Et si le guide Michelin était un guide touristique?
En 1946, la "Tribune de Paris" est consacrée à une passion française, la gastronomie. Au cours de l'émission, construite comme un débat, le prince des gastronomes, le très drôle critique gastronomique Maurice-Edmond Saillant, plus connu sous son pseudonyme Curnonski s'emporte...
"Voilà cinquante ans que je me tue à dire que l'alliance du tourisme et de la gastronomie n'est possible qu'en France à cause de la variété presqu'infinie de nos cuisines régionales !"
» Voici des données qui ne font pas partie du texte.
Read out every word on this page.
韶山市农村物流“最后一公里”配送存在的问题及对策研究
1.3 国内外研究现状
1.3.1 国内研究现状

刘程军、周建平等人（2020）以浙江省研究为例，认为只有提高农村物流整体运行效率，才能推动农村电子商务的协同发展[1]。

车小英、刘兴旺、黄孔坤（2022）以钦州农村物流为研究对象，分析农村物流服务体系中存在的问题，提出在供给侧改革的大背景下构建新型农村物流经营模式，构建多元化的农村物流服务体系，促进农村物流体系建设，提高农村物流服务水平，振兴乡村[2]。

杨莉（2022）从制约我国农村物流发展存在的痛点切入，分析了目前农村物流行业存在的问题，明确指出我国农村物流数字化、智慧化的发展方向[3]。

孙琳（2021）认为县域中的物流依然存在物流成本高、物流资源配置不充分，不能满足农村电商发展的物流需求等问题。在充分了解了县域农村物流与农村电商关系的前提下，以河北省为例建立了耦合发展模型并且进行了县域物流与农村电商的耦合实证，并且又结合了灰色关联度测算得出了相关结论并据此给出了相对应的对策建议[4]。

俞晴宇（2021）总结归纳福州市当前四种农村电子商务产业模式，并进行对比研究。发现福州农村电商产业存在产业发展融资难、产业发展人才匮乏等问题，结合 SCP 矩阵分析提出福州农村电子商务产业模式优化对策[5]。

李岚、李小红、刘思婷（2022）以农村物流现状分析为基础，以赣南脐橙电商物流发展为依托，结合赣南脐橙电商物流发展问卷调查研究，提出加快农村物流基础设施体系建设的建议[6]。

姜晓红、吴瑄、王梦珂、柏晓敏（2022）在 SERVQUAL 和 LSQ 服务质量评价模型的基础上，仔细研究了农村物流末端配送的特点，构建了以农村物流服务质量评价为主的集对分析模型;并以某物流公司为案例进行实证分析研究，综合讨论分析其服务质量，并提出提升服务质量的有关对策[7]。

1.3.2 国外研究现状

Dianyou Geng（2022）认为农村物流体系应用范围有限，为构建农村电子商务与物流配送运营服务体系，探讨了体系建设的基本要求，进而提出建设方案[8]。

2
Et s'il s'emporte, c'est qu'il sait parfaitement de quoi il parle, étant à l'origine du très fameux et très redouté Guide Michelin. Il ne s'agit pas du Guide Michelin d'origine, celui qui, sorti pour l'exposition universelle de 1900, faisait surtout l'inventaire des garages et pompes à essence ; mais du Guide de 1926 dans sa version que nous connaissons tous et dont l'édition 2015 est sortie hier.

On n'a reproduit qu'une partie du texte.